Department of Computer Science, Université de Sherbrooke, 2500 boulevard de l'Université, Sherbrooke J1K 2R1, QC, Canada.
Sensors (Basel). 2011;11(8):7606-24. doi: 10.3390/s110807606. Epub 2011 Aug 2.
Many solutions have been proposed for indoor pedestrian navigation. Some rely on pre-installed sensor networks, which offer good accuracy but are limited to areas that have been prepared for that purpose, thus requiring an expensive and possibly time-consuming process. Such methods are therefore inappropriate for navigation in emergency situations since the power supply may be disturbed. Other types of solutions track the user without requiring a prepared environment. However, they may have low accuracy. Offline tracking has been proposed to increase accuracy, however this prevents users from knowing their position in real time. This paper describes a real time indoor navigation system that does not require prepared building environments and provides tracking accuracy superior to previously described tracking methods. The system uses a combination of four techniques: foot-mounted IMU (Inertial Motion Unit), ultrasonic ranging, particle filtering and model-based navigation. The very purpose of the project is to combine these four well-known techniques in a novel way to provide better indoor tracking results for pedestrians.

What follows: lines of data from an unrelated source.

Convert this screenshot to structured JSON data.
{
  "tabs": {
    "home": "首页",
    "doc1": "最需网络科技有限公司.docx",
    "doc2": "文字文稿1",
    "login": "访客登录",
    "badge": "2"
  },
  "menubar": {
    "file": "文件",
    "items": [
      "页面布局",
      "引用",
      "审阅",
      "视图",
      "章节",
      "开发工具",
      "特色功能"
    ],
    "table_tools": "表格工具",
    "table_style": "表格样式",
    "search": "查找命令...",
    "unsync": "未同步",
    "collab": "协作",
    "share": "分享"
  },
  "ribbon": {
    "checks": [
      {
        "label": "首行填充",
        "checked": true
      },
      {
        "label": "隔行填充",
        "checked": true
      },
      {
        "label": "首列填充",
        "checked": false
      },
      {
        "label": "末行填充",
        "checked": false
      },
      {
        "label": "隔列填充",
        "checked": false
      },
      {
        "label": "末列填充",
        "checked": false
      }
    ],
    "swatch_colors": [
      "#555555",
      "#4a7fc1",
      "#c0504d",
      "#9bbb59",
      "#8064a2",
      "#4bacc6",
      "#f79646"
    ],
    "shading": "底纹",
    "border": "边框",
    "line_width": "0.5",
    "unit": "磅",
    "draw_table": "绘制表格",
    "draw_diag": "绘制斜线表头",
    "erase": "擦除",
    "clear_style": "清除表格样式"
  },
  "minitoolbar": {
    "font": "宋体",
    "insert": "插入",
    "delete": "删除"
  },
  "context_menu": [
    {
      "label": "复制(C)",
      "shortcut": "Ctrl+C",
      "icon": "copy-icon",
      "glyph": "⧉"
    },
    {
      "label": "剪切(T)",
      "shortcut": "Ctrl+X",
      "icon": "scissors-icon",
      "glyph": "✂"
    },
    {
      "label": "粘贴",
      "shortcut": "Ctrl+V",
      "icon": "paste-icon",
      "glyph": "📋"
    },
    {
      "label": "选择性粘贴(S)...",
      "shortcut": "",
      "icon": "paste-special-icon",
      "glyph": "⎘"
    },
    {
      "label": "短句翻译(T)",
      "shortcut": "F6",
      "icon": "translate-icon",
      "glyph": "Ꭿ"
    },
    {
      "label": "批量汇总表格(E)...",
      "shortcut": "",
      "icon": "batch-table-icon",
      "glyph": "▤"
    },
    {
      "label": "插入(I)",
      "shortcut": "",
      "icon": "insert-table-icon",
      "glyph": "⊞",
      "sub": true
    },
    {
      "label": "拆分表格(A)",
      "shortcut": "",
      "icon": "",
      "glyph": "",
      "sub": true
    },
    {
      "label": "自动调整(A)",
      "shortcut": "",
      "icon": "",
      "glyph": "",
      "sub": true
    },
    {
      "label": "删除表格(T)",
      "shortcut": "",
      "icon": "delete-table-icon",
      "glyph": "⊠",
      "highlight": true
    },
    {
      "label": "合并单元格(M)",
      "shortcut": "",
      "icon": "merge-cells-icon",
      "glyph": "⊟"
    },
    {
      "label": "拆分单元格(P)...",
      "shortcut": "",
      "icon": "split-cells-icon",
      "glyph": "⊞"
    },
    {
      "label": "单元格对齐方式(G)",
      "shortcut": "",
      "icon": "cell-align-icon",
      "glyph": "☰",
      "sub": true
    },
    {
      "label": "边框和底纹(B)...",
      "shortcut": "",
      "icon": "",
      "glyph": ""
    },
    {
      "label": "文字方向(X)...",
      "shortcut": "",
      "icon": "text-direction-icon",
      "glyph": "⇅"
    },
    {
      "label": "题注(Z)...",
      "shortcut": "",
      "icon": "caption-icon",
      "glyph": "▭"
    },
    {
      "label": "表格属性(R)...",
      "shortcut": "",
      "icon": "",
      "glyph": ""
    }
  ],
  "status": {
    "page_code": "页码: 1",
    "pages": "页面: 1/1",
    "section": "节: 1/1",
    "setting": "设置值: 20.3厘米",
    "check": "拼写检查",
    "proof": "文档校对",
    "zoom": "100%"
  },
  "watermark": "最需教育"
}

已经提出了许多用于室内行人导航的解决方案。有些依赖于预先安装的传感器网络,这些网络提供了很好的准确性,但仅限于已经为此目的准备的区域,因此需要昂贵且可能耗时的过程。因此,这些方法不适合在紧急情况下进行导航,因为电源可能会受到干扰。其他类型的解决方案无需准备环境即可跟踪用户。但是,它们的精度可能较低。已经提出了离线跟踪来提高精度,但是这会阻止用户实时了解自己的位置。本文描述了一种实时室内导航系统,该系统不需要准备好的建筑物环境,并且提供的跟踪精度优于以前描述的跟踪方法。该系统使用四种技术的组合:脚部安装的惯性测量单元(IMU),超声波测距,粒子滤波和基于模型的导航。该项目的目的是将这四种众所周知的技术以新颖的方式结合起来,为行人提供更好的室内跟踪结果。